De l’ylang ylang malgache à la cannelle de Ceylan en passant par le oud indien, etc : quelles matières premières vous ont procuré le plus d’émotions ?

Lorsque nous avons pénétré au sein de l’usine de traitement des fleurs d’Ylang Ylang malgaches à Nosy Be, nous avons été émerveillés à la vue de ce tapis flamboyant composé de milliers de fleurs d’Ylang jaunes et vertes.

Nous nous sommes laissés envouter par le parfum suave solaire et vert croquant qui s’en dégageait
Au Sri Lanka, nous avons été marqués par la découverte de la production de cannelle, en partant de la récolte dans les champs jusqu’à la distillation à l’usine. Nous avons été frappés par ce tableau dans lequel se dessinait ces hommes torses nus, assis en tailleur, qui travaillaient férocement le bois de cannelle, avec l’odeur poussiéreuse et vibrante de l’écorce qui accompagnait parfaitement cette scène.

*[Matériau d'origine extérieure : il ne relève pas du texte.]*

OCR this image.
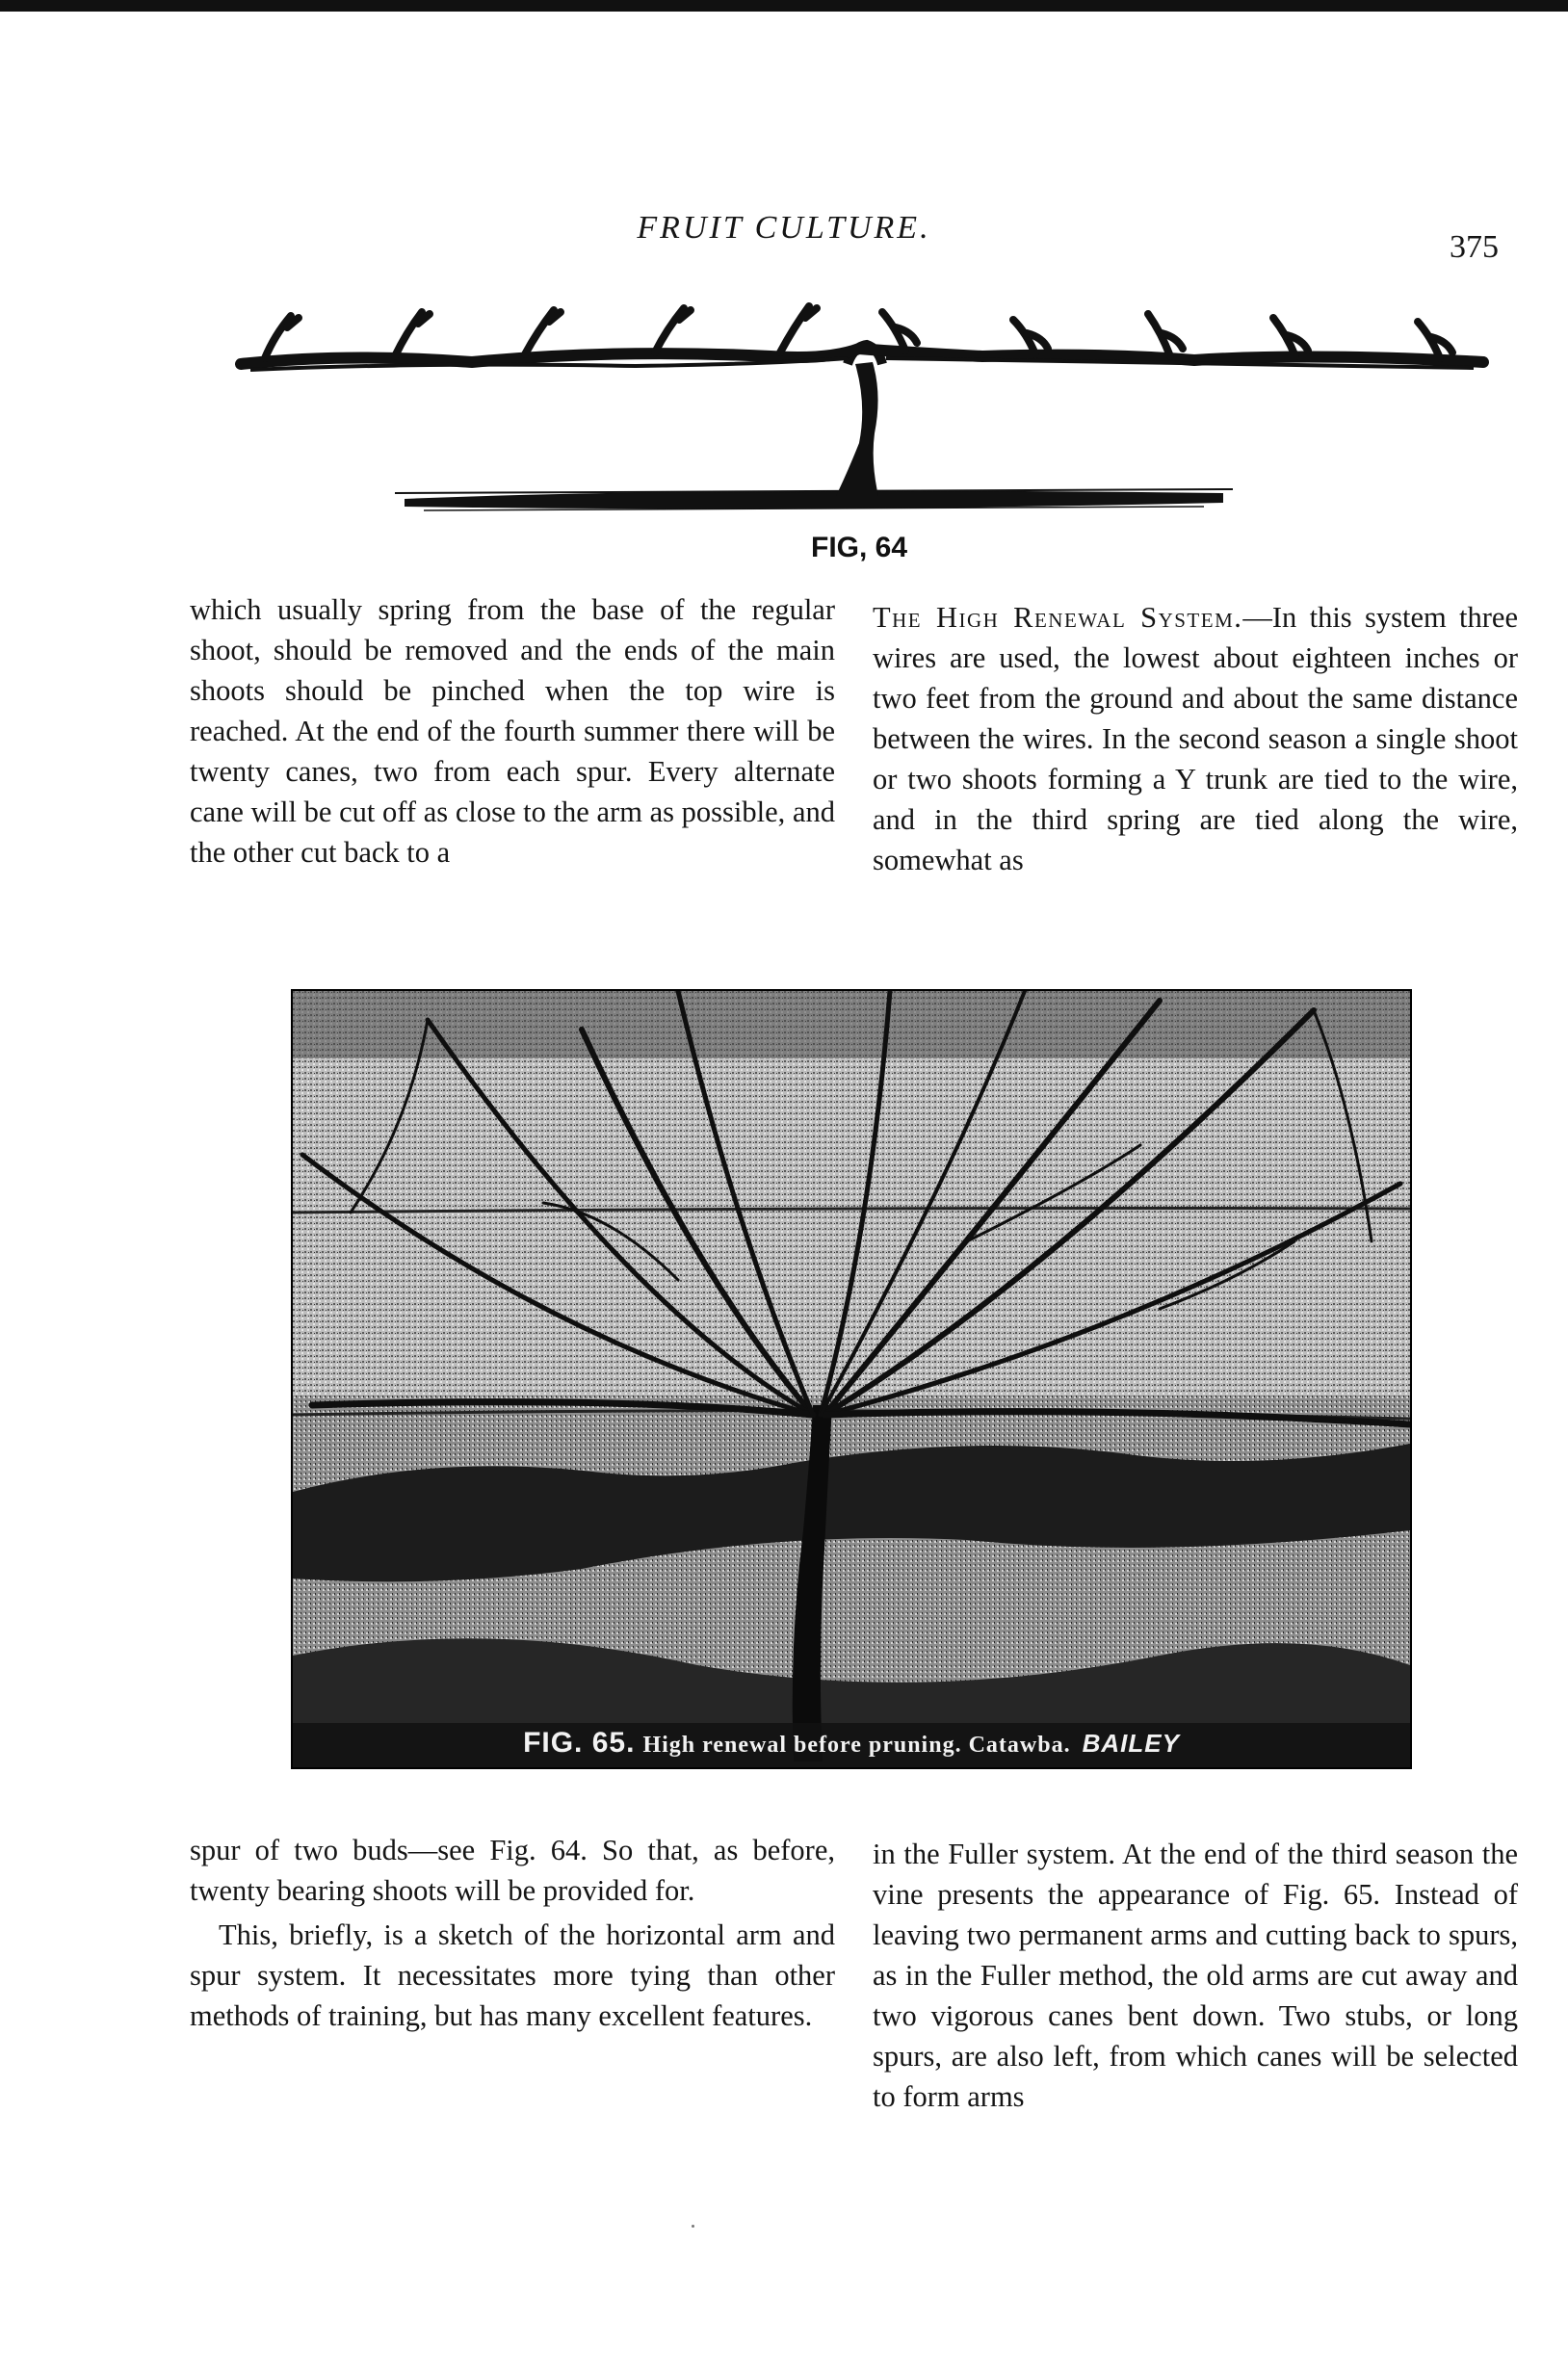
FRUIT CULTURE.
375
FIG, 64

which usually spring from the base of the regular shoot, should be removed and the ends of the main shoots should be pinched when the top wire is reached. At the end of the fourth summer there will be twenty canes, two from each spur. Every alternate cane will be cut off as close to the arm as possible, and the other cut back to a

The High Renewal System.—In this system three wires are used, the lowest about eighteen inches or two feet from the ground and about the same distance between the wires. In the second season a single shoot or two shoots forming a Y trunk are tied to the wire, and in the third spring are tied along the wire, somewhat as

FIG. 65. High renewal before pruning. Catawba. BAILEY

spur of two buds—see Fig. 64. So that, as before, twenty bearing shoots will be provided for.

This, briefly, is a sketch of the horizontal arm and spur system. It necessitates more tying than other methods of training, but has many excellent features.

in the Fuller system. At the end of the third season the vine presents the appearance of Fig. 65. Instead of leaving two permanent arms and cutting back to spurs, as in the Fuller method, the old arms are cut away and two vigorous canes bent down. Two stubs, or long spurs, are also left, from which canes will be selected to form arms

En Inde, lors de notre visite de la société Arista Life, nous avons vécu un moment hors du temps, transportés par les émanations du précieux bois de oud lors de sa fumigation. Par ailleurs, nous avons eu la chance d’admirer plusieurs qualités de Oud ainsi que ses huiles essentielles, tout en dégustant un thé à base de feuilles de Oud (une exclusivité de l’entreprise).

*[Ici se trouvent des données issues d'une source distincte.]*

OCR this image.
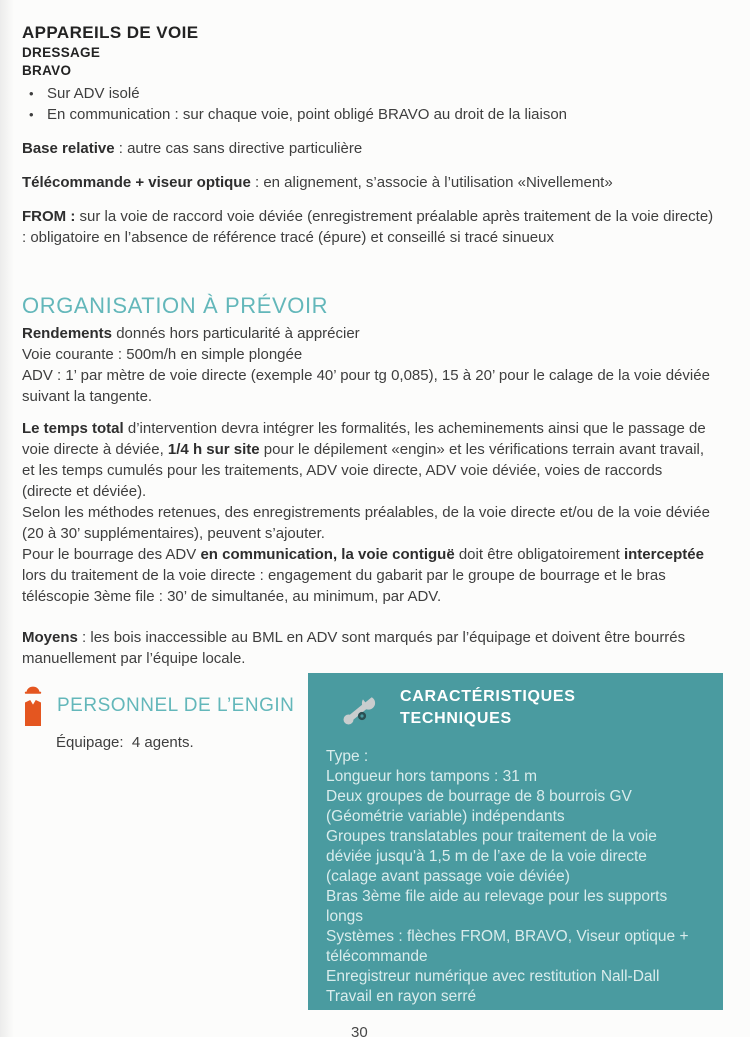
APPAREILS DE VOIE
DRESSAGE
BRAVO
• Sur ADV isolé
• En communication : sur chaque voie, point obligé BRAVO au droit de la liaison

Base relative : autre cas sans directive particulière

Télécommande + viseur optique : en alignement, s’associe à l’utilisation «Nivellement»

FROM : sur la voie de raccord voie déviée (enregistrement préalable après traitement de la voie directe) : obligatoire en l’absence de référence tracé (épure) et conseillé si tracé sinueux

ORGANISATION À PRÉVOIR
Rendements donnés hors particularité à apprécier
Voie courante : 500m/h en simple plongée
ADV : 1’ par mètre de voie directe (exemple 40’ pour tg 0,085), 15 à 20’ pour le calage de la voie déviée suivant la tangente.
Le temps total d’intervention devra intégrer les formalités, les acheminements ainsi que le passage de voie directe à déviée, 1/4 h sur site pour le dépilement «engin» et les vérifications terrain avant travail, et les temps cumulés pour les traitements, ADV voie directe, ADV voie déviée, voies de raccords (directe et déviée).
Selon les méthodes retenues, des enregistrements préalables, de la voie directe et/ou de la voie déviée (20 à 30’ supplémentaires), peuvent s’ajouter.
Pour le bourrage des ADV en communication, la voie contiguë doit être obligatoirement interceptée lors du traitement de la voie directe : engagement du gabarit par le groupe de bourrage et le bras téléscopie 3ème file : 30’ de simultanée, au minimum, par ADV.
Moyens : les bois inaccessible au BML en ADV sont marqués par l’équipage et doivent être bourrés manuellement par l’équipe locale.
PERSONNEL DE L’ENGIN
Équipage:  4 agents.
CARACTÉRISTIQUES
TECHNIQUES
Type :
Longueur hors tampons : 31 m
Deux groupes de bourrage de 8 bourrois GV
(Géométrie variable) indépendants
Groupes translatables pour traitement de la voie
déviée jusqu'à 1,5 m de l’axe de la voie directe
(calage avant passage voie déviée)
Bras 3ème file aide au relevage pour les supports
longs
Systèmes : flèches FROM, BRAVO, Viseur optique +
télécommande
Enregistreur numérique avec restitution Nall-Dall
Travail en rayon serré
30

Vous avez raconté votre voyage en récits olfactif » : trouver des mots pour partager ce que vous voyez, ressentez était-il facile ?

 

 

 

 

 

 

C’était un voyage tellement inspirant, les découvertes étaient tellement riches qu’il était aisé de trouver les mots pour en parler. Nous avons taché de rédiger nos descriptions sur le moment présent afin d’être au plus proche de nos ressentis et de partager nos aventures de la manière la plus transparente possible.

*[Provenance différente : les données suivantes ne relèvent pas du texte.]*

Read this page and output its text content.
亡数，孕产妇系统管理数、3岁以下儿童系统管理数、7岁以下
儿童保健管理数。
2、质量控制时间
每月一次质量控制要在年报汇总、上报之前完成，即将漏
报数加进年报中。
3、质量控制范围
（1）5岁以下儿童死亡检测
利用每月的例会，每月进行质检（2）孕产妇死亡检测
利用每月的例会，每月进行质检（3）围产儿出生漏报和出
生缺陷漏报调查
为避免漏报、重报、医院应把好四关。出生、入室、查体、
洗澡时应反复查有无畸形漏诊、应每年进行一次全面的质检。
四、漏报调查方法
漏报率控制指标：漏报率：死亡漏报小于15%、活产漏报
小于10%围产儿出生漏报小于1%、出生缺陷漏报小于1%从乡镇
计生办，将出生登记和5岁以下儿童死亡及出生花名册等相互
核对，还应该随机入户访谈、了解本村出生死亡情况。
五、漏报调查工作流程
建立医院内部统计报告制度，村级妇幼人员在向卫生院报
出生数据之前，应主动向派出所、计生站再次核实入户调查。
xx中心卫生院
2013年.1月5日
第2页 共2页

Quelles nuances faites-vous entre odeurs, senteurs et parfums ?

Selon nous, il n’y a pas de nuance entre odeur et senteur. En revanche, le terme parfum peut avoir un double sens. En effet, nous pouvons employer le mot parfum dans le cadre du synonyme d’odeur (exemple : le parfum d’une rose = l’odeur d’une rose) mais également pour définir une composition parfumée constituée de plusieurs odeurs.

Epices, fleurs, fruits étaient aussi sur vos chemins : quelle est votre découverte la plus marquante ?

Nous avons été marqués, à Madagascar, par l’odeur bien particulière de la fleur de café. Le parfum de cette fleur nous a hypnotisés avec ses multiples facettes (nous l’appellions même « la fleur aux mille facettes ») avec comme notes principales le jasmin frais et la fleur d’oranger, accompagnées d’une fraicheur marine et d’une note gourmande miellée fruitée.

Sentez-vous/goûtez-vous les aliments différemment depuis ce voyage ?

En terme d’olfaction, nous nous sommes surpris à sentir encore plus les odeurs qui nous entourent et notamment dans la cuisine où nous sommes devenus davantage sensibles et attentifs aux épices et herbes aromatiques que nous utilisions.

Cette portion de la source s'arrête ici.